L'on affirme vouloir s'assurer que l'on respecte le « mandat » confié aux élus par la population, alors que l'on oublie trop rapidement que nous vivons dans un système où l'écrasante majorité des députés (Bernard Drainville le premier) ont été élus en recueillant plus ou moins 45% des suffrages de leurs commettants. De quel « mandat » politique parle-t-on, alors que la véritable majorité se trouve du côté de l'opposition? Et ceci d'autant plus qu'une fois investi des suffrages populaires, l'élu devient non pas le représentant d'un parti politique, mais le porte-parole de tous les citoyens, sans exception, qui habitent sa circonscription.
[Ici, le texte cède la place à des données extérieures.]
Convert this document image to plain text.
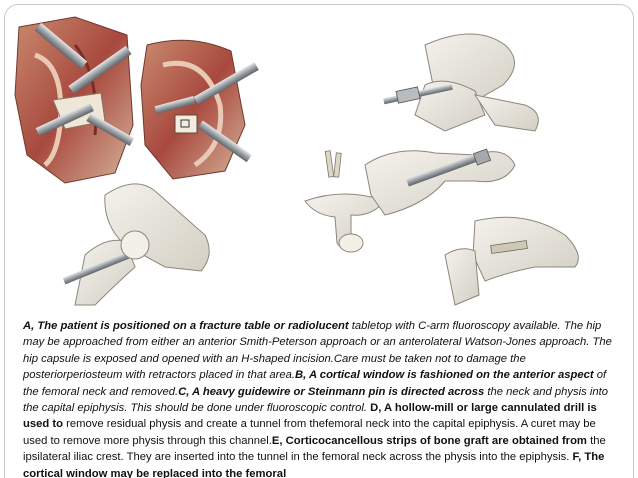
A, The patient is positioned on a fracture table or radiolucent tabletop with C-arm fluoroscopy available. The hip may be approached from either an anterior Smith-Peterson approach or an anterolateral Watson-Jones approach. The hip capsule is exposed and opened with an H-shaped incision.Care must be taken not to damage the posteriorperiosteum with retractors placed in that area.B, A cortical window is fashioned on the anterior aspect of the femoral neck and removed.C, A heavy guidewire or Steinmann pin is directed across the neck and physis into the capital epiphysis. This should be done under fluoroscopic control. D, A hollow-mill or large cannulated drill is used to remove residual physis and create a tunnel from thefemoral neck into the capital epiphysis. A curet may be used to remove more physis through this channel.E, Corticocancellous strips of bone graft are obtained from the ipsilateral iliac crest. They are inserted into the tunnel in the femoral neck across the physis into the epiphysis. F, The cortical window may be replaced into the femoral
Cependant, si le PQ veut faire en sorte de lier le député à sa formation politique, encore faut-il qu'il change les règles du jeu pour s'assurer désormais que ce sont des partis - et non pas des individus - qui recevront directement des électeurs un mandat politique clair.

S'il y a donc un vrai déni de l'esprit démocratique, il réside dans les rouages mêmes de notre système électoral et politique qui font en sorte qu'un parti ayant récolté (par ses députés) une minorité de voix puisse se hisser, malgré tout, jusqu'au Conseil des ministres. S'il y a un vrai enjeu, c'est bien celui de la refonte de nos institutions politiques qui nécessite une vraie réflexion de fond, une mobilisation de l'ensemble de la société civile et non quelques mesures cosmétiques qui non seulement ne changent rien aux véritables problèmes de notre démocratie, mais ont le désavantage d'être déphasées par rapport aux principes mêmes du système actuel.

En 1970, le Parti Québécois proposait de réformer le système électoral québécois afin d'en abolir les distorsions les plus flagrantes et de le rendre, enfin, un peu plus représentatif en y incluant une dose de proportionnalité. Quarante-trois années plus tard et après de nombreuses consultations et projets tablettés, cette réforme se fait toujours attendre. Pire, le PQ a récemment supprimé cet élément de son programme politique. L'on espère - désespère! - encore voir le PQ proposer une réforme novatrice de nos institutions, de le voir s'attaquer aux rouages rouillés de notre système dans une démarche cohérente et structurante de longue haleine, et non pas procéder, à la pièce, à un tripotage de nos institutions. Le Québec le mérite bien.